Evidence for a long-r ange RNA-RNA interaction between ORF8 and the downstream region of the Spike polybasic insertion of SARS-CoV-2

SARS-CoV-2 has affected people all over the world as the causative agent of COVID-19. The virus is related to the highly lethal SARS-CoV responsible for the 2002-2003 SARS outbreak in Asia. Intense research is ongoing to understand why both viruses have different spreading capacities and mortality rates. Similar to other betacoronaviruses, long-range RNA-RNA interactions occur between different parts of the viral genomic RNA, resulting in discontinuous transcription and production of various sub-genomic RNAs.
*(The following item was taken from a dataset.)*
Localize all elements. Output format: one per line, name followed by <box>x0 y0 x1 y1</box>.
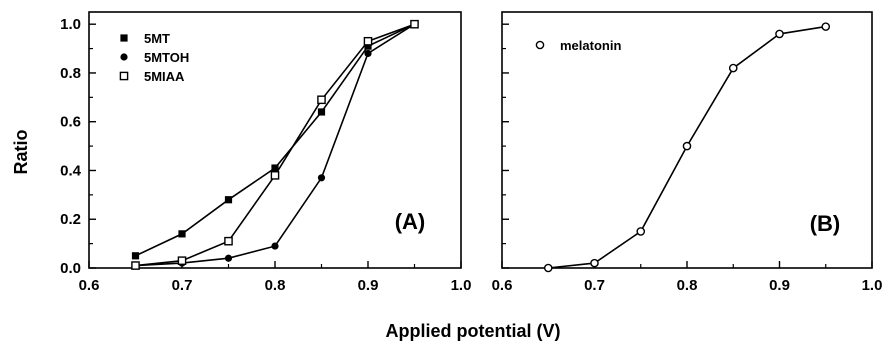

These sub-genomic RNAs are then translated into different viral proteins. An important difference between both viruses is a polybasic insertion in the Spike region of SARS-CoV-2, absent in SARS-CoV. Here we show that a 26-base-pair long-range RNA-RNA interaction occurs between the genomic region downstream of the Spike insertion and ORF8 in SARS-CoV-2. Predictions suggest that the corresponding ORF8 region forms the most energetically favorable interaction with that of Spike region from amongst all possible candidate regions within SARS-CoV-2 genomic RNA. We also found signs of sequence covariation in the predicted interaction using a large dataset with 27,592 full-length SARS-CoV-2 genomes. In particular, a synonymous mutation in ORF8 accommodated for base pairing with Spike [G23675 C28045U], and a non-synonymous mutation in Spike accommodated for base pairing with ORF8 [C23679U G28042] both of which were in close proximity of one another. The predicted interactions can potentially be related to regulation of sub-genomic RNA production rates.